Tuesday, February 3, 2009

Phishing: Examples and Prevention Method



Nowadays people are relying more and more on the usage of internet for business, investment, and personal trading; internet fraud becomes increasingly a threat or harm for users. There are various types of fraud on internet, one interesting and fast-growing is phishing. This method attacks user by sending email or creating website that falsely claimed to be an established legitimate organization in order to scam the particular user into disclosing personal, financial, or computer account information.

One example of famous and the very first phising case reported on March 9, 2004 is the attack to ebay customers. The perpetrator sends emails to targeted customers stating that the customers’ information was invalid and correction is necessary to prevent interruption of services and keep their ebay account active. The other page requires user to key in their credit card number, contact information, social security number and ebay username and password.
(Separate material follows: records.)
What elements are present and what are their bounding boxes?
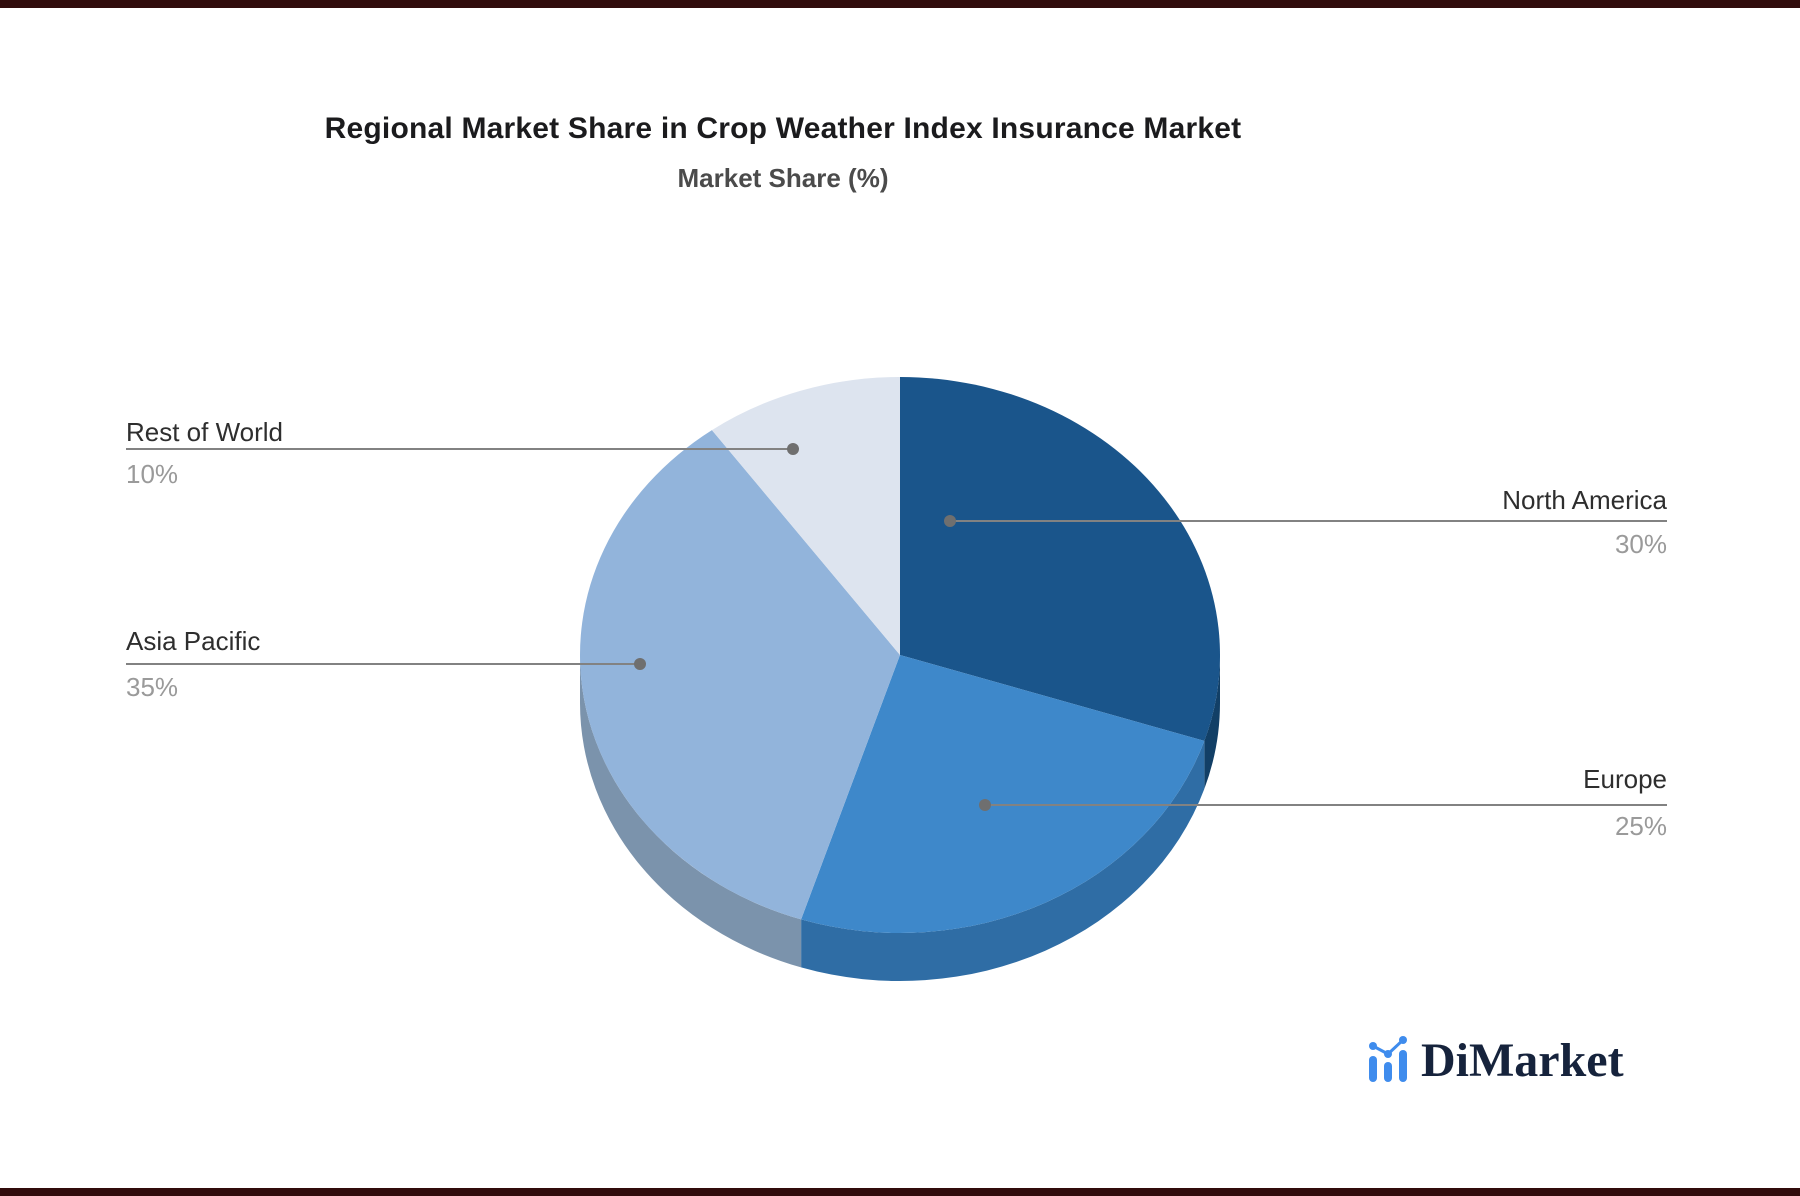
pie-slice-north-america[interactable]	[900, 377, 1220, 741]
leader-dot-europe	[979, 799, 991, 811]
slice-value-rest-of-world: 10%	[126, 459, 179, 489]
chart-header: Regional Market Share in Crop Weather In…	[0, 112, 1566, 194]
chart-title: Regional Market Share in Crop Weather In…	[324, 112, 1242, 145]
top-frame-bar	[0, 0, 1800, 8]
brand-logo-text: DiMarket	[1421, 1034, 1624, 1087]
bottom-frame-bar	[0, 1188, 1800, 1196]
pie-slice-side-north-america	[1204, 655, 1220, 789]
slice-value-asia-pacific: 35%	[126, 672, 179, 702]
bar-chart-icon	[1369, 1036, 1407, 1082]
slice-value-north-america: 30%	[1614, 529, 1667, 559]
slice-label-asia-pacific: Asia Pacific	[126, 626, 261, 656]
slice-label-north-america: North America	[1502, 485, 1667, 515]
pie-slice-side-asia-pacific	[580, 655, 802, 968]
leader-dot-asia-pacific	[634, 658, 646, 670]
pie-slice-asia-pacific[interactable]	[580, 430, 900, 920]
chart-subtitle: Market Share (%)	[677, 163, 889, 193]
pie-slice-rest-of-world[interactable]	[711, 377, 900, 655]
pie-slice-europe[interactable]	[801, 655, 1205, 933]
slice-value-europe: 25%	[1614, 811, 1667, 841]
slice-label-rest-of-world: Rest of World	[126, 417, 284, 447]
brand-logo: DiMarket	[1366, 1034, 1624, 1086]
leader-dot-rest-of-world	[787, 443, 799, 455]
slice-label-europe: Europe	[1583, 764, 1667, 794]
pie-slice-side-europe	[801, 740, 1205, 982]
leader-dot-north-america	[944, 515, 956, 527]
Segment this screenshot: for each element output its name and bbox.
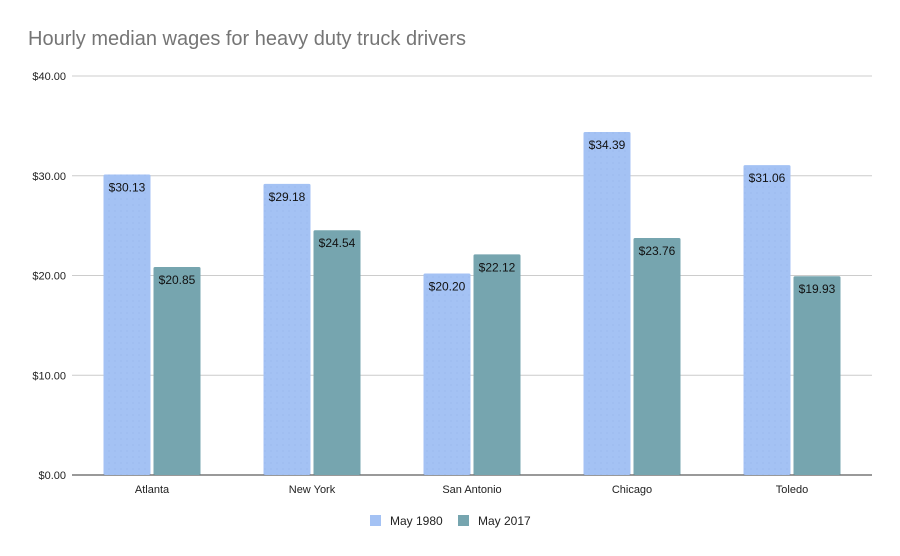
data-label: $34.39 bbox=[589, 138, 626, 152]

The perpetrator had formed a mental model in user mind that is: ebay is requesting for information update.

Phising can be appear in many forms. Besides in email, it can be appear in your social networking Web sites, on a fake Web site that accepts donations for charity, on a website with almost the same web site name hoping you would not notice it, in your instant messaging programs- Msn and yahoo messenger. There are many types of scam too. Below are some examples:
a. Verify your account- usually happen when involving banks and trading websites asking you to update your credit card information.
b. You have won a lottery- I believe most of us had received this kind of mail or messages before. In order to bait the user to believe the message, the perpetrator will usually use big companies like Microsoft or oversea countries celebrating their 30th year of establishment and had randomly picked your hand phone numbers as the winner!
c. Your account will be closed if you do not response within 24 hour- this message conveys a sense of urgency to get user in no time to think properly.


Some of the method to prevent phising:




1. detecting the fake registered domain names- perpetrator have to set up a website name that is similar to the original organization’s name to get users fooled. If we are careful enough to see the website name it usually got extra words or less. For example, www.publicbanks.com or www.yahooo.com . This method of detection is not always useful because of different reasons. First - Even though it is easy to track new registrations of GLTD-generic top-level-domain like .com and .net, it is not true for CCTLD -country specific top-level-domains like .cn(China) or .kr(Korea) where many phishing sites are registered. Second - attackers may choose not to register a domain name and operate the website using just IP address.




2. Detecting looked-alike webpage- when creating a false website, the perpetrator might just copy and paste some image or logo from the original website. If we insert something like JavaScript into the original website (which alerts us when run under any URL other than the authentic) we can get alerted of any of those phishing attacks.




3. Detecting the email sent to users- Once the phishing site is set up, perpetrator sends emails to hundreds of users, who are the potential victims. As expected, many of these emails would bounce as the TO: address is incorrect. To increase credibility of the mail perpetrator would keep the “From: address of the mail” as something like admin@xyzbank.com. This user id will be non-existent on the real xyzbank.com email server. Otherwise the mails which bounce will get into the mailbox of a user, if the admin@xyzbank.com is a valid email id. If this is a valid email address, attackers would keep the “from address” as something like admin1@xyzbank.com.
The mails with wrong “To: addresses” will be all returned to the xyzbank.com SMTP server. The SMTP server looks at the “From: address admin1@xyzbank.com “and finds whether it exist or not. If “From: address” and “To: address” are both wrong, this is called a double-bounce mail.
Bounced mails are common but double bounced mails are not. It is highly likely that double bounce mails are phishing mails targeting abcbank.com.




4. Always use email verification- with this double confirmation phishing is less likely to occur since email address and password is only known to one person. PayPal, a world welknown business website is now having “iconix eMail ID” function to offer extra measure of phishing protection.